Bioinformatics, 2011, 27(11):1575-1577.
Available at: https://doi.org/10.1093/bioinformatics/btr168
Building Blocks used:
prody_anm from biobb_flexdyn.flexdyn.prody_anm
from biobb_flexdyn.flexdyn.prody_anm import prody_anm
prody_ensemble = pdbCode + "_prody_anm_traj.pdb"
prop = {
'selection' : 'backbone',
'num_structs' : num_frames,
'rmsd' : 2.0
}
prody_anm( input_pdb_path=monomer,
output_pdb_path=prody_ensemble,
properties=prop)
RMSd distribution of the generated ensemble
Building Blocks used:
cpptraj_rms from biobb_analysis.ambertools.cpptraj_rms
from biobb_analysis.ambertools.cpptraj_rms import cpptraj_rms
prody_rmsd = pdbCode + "_prody_rmsd.dat"
prop = {
'start': 1,
'end': -1,
'steps': 1,
'mask': 'c-alpha',
'reference': 'experimental'
}
cpptraj_rms(input_top_path=prody_ensemble,
input_traj_path=prody_ensemble,
output_cpptraj_path=prody_rmsd,
input_exp_path= monomer,
properties=prop)
Visualizing the RMSd distribution
df = pd.read_csv(prody_rmsd, header = 0, delimiter='\s+')
# Create a histogram plot
fig = go.Figure(data=[go.Histogram(x=df['RMSD_00004'], xbins=dict(size=0.04), autobinx=False)])
# Update layout
fig.update_layout(title="RMSd variance",
xaxis_title="RMSd (Ångstroms)",
yaxis_title="Population",
height=600)
# Show the figure (renderer changes for colab and jupyter)

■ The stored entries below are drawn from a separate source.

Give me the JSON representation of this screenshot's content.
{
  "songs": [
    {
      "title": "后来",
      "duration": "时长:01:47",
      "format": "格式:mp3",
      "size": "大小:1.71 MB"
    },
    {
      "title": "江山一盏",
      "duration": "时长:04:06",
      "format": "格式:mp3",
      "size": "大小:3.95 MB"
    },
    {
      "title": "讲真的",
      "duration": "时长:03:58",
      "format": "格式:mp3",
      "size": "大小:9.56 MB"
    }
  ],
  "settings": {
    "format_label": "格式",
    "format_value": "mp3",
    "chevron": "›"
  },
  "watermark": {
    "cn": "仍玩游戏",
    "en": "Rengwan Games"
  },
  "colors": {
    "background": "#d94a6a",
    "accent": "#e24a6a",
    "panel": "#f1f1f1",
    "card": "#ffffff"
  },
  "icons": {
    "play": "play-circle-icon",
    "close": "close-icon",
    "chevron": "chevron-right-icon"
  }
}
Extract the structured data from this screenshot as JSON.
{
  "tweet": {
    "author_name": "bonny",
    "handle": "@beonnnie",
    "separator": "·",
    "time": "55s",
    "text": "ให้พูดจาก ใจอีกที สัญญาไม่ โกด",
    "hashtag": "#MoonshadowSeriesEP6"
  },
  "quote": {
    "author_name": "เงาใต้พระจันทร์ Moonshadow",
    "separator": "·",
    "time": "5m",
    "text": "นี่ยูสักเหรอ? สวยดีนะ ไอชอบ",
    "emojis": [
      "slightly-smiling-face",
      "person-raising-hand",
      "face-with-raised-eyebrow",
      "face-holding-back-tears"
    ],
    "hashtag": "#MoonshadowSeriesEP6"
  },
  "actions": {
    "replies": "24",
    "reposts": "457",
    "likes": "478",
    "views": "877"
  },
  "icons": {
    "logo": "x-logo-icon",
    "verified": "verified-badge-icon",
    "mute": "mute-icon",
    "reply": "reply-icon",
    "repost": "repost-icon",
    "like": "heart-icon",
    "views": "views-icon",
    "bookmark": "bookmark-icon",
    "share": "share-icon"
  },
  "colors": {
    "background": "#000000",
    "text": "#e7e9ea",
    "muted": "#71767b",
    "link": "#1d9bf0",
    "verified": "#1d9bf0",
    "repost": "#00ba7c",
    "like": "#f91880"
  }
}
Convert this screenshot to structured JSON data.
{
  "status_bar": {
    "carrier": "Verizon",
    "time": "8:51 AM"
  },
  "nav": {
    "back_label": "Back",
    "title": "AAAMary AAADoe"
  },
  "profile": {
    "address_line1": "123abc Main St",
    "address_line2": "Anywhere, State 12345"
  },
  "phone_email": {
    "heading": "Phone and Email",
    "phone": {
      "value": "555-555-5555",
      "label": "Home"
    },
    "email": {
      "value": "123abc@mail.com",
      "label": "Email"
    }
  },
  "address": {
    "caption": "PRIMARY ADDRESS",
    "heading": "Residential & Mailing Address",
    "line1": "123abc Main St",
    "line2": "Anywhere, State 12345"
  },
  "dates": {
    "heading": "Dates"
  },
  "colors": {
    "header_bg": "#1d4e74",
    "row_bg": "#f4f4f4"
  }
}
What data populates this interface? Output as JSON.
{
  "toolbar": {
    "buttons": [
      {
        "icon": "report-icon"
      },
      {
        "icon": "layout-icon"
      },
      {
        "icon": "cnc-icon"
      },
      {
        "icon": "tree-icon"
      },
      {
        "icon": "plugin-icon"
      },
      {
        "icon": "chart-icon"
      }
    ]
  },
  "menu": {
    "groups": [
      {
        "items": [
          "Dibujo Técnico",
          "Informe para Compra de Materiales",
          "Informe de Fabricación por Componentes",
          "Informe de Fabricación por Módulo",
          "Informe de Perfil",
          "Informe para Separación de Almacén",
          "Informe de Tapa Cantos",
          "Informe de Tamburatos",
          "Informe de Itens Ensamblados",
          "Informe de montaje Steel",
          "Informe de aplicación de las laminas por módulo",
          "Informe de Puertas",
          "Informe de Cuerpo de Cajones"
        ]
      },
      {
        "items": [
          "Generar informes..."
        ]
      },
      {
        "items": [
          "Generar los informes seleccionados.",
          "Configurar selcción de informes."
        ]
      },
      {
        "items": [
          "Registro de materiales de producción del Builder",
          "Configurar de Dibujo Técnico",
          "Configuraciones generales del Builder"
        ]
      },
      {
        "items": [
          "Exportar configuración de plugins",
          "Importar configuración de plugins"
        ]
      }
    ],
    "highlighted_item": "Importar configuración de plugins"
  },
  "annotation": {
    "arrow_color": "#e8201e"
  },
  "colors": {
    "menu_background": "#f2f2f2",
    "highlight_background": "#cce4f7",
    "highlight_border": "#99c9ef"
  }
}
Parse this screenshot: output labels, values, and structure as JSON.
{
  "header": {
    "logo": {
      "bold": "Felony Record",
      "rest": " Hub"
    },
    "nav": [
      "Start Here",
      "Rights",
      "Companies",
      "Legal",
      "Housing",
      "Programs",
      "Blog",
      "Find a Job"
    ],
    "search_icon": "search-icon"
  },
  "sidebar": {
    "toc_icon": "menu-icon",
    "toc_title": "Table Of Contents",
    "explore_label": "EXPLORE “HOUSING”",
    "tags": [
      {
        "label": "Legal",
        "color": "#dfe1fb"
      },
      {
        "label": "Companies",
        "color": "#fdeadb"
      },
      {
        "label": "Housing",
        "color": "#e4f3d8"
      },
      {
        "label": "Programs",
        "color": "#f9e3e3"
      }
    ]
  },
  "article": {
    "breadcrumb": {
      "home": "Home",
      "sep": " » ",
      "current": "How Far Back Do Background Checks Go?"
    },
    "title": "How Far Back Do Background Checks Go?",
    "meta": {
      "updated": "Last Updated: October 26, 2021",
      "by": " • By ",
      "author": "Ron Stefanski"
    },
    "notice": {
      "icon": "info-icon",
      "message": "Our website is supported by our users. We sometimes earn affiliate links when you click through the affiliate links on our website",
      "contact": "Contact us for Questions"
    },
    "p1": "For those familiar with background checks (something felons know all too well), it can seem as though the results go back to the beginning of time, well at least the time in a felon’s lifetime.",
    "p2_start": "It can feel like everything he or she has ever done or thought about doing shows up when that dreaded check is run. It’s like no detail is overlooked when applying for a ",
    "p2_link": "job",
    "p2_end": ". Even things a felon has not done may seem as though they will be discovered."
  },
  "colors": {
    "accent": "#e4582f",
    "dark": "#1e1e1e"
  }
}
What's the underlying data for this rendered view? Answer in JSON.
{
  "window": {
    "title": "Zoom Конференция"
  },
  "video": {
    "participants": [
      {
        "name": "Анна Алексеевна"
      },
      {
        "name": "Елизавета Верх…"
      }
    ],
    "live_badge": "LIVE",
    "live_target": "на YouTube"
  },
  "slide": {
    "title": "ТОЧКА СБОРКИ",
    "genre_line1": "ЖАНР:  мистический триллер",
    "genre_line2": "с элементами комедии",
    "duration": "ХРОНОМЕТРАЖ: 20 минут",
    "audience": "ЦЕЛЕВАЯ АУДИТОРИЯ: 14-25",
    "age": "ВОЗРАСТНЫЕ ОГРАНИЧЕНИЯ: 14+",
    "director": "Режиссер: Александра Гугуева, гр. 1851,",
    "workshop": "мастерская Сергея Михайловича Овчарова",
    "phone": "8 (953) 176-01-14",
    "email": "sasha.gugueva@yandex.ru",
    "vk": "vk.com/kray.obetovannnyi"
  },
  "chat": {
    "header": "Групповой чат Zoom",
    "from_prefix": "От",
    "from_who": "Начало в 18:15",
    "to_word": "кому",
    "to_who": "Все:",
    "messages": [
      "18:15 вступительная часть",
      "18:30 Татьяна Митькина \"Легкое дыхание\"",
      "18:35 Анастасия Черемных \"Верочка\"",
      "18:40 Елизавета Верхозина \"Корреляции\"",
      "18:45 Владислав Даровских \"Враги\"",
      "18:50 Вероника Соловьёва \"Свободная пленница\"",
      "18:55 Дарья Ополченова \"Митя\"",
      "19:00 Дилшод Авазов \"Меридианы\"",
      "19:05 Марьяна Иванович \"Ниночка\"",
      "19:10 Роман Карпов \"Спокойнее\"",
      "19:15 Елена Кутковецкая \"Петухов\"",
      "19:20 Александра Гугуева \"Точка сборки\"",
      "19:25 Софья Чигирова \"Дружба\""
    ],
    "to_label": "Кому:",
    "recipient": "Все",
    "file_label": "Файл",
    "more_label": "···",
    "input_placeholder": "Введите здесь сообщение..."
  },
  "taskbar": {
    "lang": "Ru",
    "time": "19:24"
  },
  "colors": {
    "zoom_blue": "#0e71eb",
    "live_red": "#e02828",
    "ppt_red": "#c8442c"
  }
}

rend = 'colab' if 'google.colab' in sys.modules else ''
fig.show(renderer=rend)
Converting the generated ensemble (for visualization purposes)
Building Blocks used:
cpptraj_convert from biobb_analysis.ambertools.cpptraj_convert
from biobb_analysis.ambertools.cpptraj_convert import cpptraj_convert
prody_trr = pdbCode + "_prody_anm_traj.trr"
prop = {
'mask' : 'c-alpha',
'format': 'trr'
}
cpptraj_convert(input_top_path=prot_backbone,
input_traj_path=prody_ensemble,
output_cpptraj_path=prody_trr,
properties=prop)
Visualizing the generated ensemble (as a trajectory)
# Show trajectory
view = nglview.show_simpletraj(nglview.SimpletrajTrajectory(prody_trr, prot_ca), gui=True)
view.center()
view.add_representation(repr_type='ball+stick', selection='all')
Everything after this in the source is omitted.